A bruising court fight over a house, high-end cars and piles of cash has cracked open one of Charlotte’s most recognizable political families. State Rep. Tricia Cotham, acting under power of attorney for her father, retired forklift executive John Cotham, has asked a Gaston County judge to throw out a cohabitation agreement she says shifted a Cramerton home, three luxury sports cars and large sums of money to longtime companion Kaye Yaffe. Yaffe, who received the assets, has fired back with counterclaims and flatly denies any wrongdoing.
According to The Charlotte Observer, hundreds of pages of filings in the civil case accuse Yaffe of manipulating the 75-year-old Cotham into signing documents on April 8, 2025. Those papers allegedly transferred to her the deed to a Cramerton home valued at roughly $1 million and directed that his 2024 Corvette, a 2016 Porsche and a 2019 Ferrari be turned over as well. The suit also points to a $500,000 transfer into an account in Yaffe’s name and levels accusations of fraud, elder abuse and adultery as part of what the Cothams say was a pattern that enriched her. Yaffe’s attorney, Joe Karam, has said the allegations are “categorically denied.”
The family drama comes with a heavy political backdrop. Pat Cotham, Tricia’s mother, is a former longtime Mecklenburg County commissioner, and Tricia herself grabbed national headlines when she switched parties from Democrat to Republican in April 2023. WFAE chronicled the uproar over that party flip and the protests that followed. Now, her role as her father’s power of attorney drops her squarely into the middle of a lawsuit that has become something far bigger than a quiet family estate dispute.
What's at stake
At the heart of the case are both pricey and deeply personal assets: the Cramerton residence, three high-end sports cars, bank accounts the family says were newly opened to Yaffe, antiques and a storage unit stocked with Chihuly glass pieces worth thousands of dollars. The Cothams say they moved quickly to freeze John’s bank accounts after discovering the transfers and are asking the court to unwind the deals and send the property back. Yaffe’s counterclaims push back hard, arguing the documents spelled out a consensual arrangement between longtime partners, not a financial ambush.

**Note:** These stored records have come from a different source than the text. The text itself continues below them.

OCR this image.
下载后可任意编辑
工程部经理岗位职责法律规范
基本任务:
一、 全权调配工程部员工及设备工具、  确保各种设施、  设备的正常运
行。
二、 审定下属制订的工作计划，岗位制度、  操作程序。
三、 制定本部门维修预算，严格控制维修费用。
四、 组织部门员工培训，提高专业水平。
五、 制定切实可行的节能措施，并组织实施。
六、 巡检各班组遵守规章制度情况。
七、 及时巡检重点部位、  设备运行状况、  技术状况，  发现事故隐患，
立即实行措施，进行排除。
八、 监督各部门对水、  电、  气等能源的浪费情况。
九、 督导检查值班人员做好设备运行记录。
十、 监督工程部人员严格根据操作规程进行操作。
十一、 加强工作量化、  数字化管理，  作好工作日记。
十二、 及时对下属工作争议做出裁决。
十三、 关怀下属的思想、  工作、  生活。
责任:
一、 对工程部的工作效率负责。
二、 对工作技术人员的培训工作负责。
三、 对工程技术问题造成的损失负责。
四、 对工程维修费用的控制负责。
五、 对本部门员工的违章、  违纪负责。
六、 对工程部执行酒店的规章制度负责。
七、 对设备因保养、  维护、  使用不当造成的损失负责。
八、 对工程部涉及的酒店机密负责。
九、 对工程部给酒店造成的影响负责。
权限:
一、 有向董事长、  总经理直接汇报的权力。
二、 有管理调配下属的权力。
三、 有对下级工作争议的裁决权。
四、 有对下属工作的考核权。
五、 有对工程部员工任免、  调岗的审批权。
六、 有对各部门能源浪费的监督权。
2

Legal timeline and next steps
In August, the case was tagged “exceptional,” and Chief Justice Paul Newby assigned Superior Court Senior Resident Judge David A. Phillips to preside. In a statement to The Charlotte Observer, the Cothams’ attorney, Josh Durham, said, “We are confident the judicial process will provide the answers our clients are looking for.”
A temporary restraining order now blocks Yaffe from altering or transferring any of the disputed property. She has until Tuesday to turn over documents and allow inspections requested by the Cothams’ legal team, a sign that the fight is shifting into a grind-it-out discovery phase. So far, no trial date has been set.
Business and family background
John Cotham co-founded Carolina Industrial Trucks, a Charlotte-based forklift dealer that has maintained multiple locations and a visible footprint in the region for decades. That business presence, along with public records showing political contributions tied to the family, helps explain why the case carries financial and political weight across the area. The company’s local offices and customer-facing operations have long put the Cotham name in front of Charlotte businesses and voters alike.
Political fallout and community reaction
Pat Cotham is not named as a party in the lawsuit, but court filings repeatedly reference the wider family, fueling attention because of their public roles. Campaign finance records show John Cotham has donated to Tricia’s campaigns, adding extra scrutiny to what might otherwise register as a private, probate-style fight.
As discovery unfolds, neighbors and local political watchers are looking to see whether the judge ultimately voids the agreements and reels back the assets. With next Tuesday’s document-production deadline looming, the legal battle is settling into procedural territory, but the core stakes have not budged: who controls substantial local property and how this very public clash reshapes the reputation of a prominent Charlotte family.